Coltivazione aeroponica: ortaggi freschi senza suolo né sprechi
La serra sfrutta un sistema di coltivazione aeroponica, una tecnologia fuori suolo che consente di nutrire e idratare le piante attraverso la nebulizzazione diretta di acqua e nutrienti sulle radici. Questo metodo garantisce un risparmio di fino al 98% di acqua rispetto all’agricoltura tradizionale e riduce drasticamente l’uso di fertilizzanti e il consumo di suolo. Garantendo allo stesso tempo prodotti freschissimi, senza residui e a km zero.
Tecnologia avanzata e gestione da remoto
Dotata di un sistema completamente automatizzato e controllabile da remoto, la serra rappresenta un esempio concreto di come l’innovazione digitale possa supportare la transizione ecologica. L’impianto è stato sviluppato in collaborazione con Dussmann, gestore della ristorazione aziendale, e con la startup Agricooltur®, titolare dei brevetti aeroponici utilizzati e attiva nello sviluppo di soluzioni verdi ad alto valore sociale.
Ristorazione sostenibile e filiera ultracorta
Situata accanto alle cucine aziendali, la serra consente una filiera cortissima tra produzione e consumo: insalate, piante aromatiche e micro-ortaggi come basilico, cavolo rosso, ravanelli e porri vengono raccolti e impiegati freschi, senza trasporto né imballaggi. Un modello replicabile che riduce l’impronta ecologica e migliora la qualità dell’alimentazione all’interno dell’azienda.
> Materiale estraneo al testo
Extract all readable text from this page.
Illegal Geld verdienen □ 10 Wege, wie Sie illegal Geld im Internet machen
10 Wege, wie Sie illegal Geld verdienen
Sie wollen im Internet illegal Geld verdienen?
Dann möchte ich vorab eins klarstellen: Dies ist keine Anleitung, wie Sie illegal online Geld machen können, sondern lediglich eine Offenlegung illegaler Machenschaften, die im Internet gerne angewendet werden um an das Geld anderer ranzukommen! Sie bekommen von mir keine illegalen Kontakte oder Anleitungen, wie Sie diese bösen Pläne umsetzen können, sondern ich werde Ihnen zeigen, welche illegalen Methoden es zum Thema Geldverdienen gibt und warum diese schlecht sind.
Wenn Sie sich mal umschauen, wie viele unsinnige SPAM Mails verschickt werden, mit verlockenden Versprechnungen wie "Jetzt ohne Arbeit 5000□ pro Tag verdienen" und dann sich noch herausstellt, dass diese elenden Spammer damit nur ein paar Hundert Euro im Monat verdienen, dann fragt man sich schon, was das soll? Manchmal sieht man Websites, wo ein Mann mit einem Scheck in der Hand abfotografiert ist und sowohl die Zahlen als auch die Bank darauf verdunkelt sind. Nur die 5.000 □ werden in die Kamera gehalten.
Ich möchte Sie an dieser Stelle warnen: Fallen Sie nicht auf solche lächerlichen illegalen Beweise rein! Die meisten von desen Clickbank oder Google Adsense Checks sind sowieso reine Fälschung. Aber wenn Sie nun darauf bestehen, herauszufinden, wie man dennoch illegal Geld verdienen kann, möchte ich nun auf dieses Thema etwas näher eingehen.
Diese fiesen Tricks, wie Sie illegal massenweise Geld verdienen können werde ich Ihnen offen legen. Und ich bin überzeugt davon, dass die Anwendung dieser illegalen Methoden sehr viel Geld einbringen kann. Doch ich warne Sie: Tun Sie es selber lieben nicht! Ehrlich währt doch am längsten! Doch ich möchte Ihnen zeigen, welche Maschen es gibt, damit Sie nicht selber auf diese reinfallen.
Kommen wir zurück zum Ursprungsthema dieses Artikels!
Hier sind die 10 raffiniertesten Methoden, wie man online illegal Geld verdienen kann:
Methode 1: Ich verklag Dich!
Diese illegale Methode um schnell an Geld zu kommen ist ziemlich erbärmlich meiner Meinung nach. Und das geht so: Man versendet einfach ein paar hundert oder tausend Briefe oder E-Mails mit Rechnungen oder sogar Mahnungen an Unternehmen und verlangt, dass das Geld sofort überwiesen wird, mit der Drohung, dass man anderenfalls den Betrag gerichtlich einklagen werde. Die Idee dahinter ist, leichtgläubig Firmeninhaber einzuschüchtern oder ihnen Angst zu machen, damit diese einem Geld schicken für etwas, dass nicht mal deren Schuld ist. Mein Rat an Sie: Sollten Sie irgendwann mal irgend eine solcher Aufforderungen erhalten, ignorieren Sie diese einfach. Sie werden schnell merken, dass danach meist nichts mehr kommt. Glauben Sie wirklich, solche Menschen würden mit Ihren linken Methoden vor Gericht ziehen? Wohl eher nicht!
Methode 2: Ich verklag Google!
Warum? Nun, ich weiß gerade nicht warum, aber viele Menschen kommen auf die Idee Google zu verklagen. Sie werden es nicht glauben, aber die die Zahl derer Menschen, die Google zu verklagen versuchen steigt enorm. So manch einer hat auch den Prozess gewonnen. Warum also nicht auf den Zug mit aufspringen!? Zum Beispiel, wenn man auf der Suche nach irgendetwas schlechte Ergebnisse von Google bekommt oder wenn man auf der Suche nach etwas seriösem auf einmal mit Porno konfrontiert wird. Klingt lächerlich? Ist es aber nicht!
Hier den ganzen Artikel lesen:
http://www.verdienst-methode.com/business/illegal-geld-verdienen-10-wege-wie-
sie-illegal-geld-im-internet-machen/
Valore sociale: ortaggi anche per i dipendenti e attività con le scuole
In ottica di economia circolare e responsabilità condivisa, le eccedenze di produzione saranno rese disponibili per i dipendenti, che potranno acquistare direttamente i prodotti per il consumo domestico. Inoltre, grazie a un’intesa con il Comune di San Donato Milanese, la serra sarà anche aperta a visite didattiche per le scuole del territorio, diventando uno spazio educativo per promuovere cultura ambientale, innovazione e cittadinanza attiva.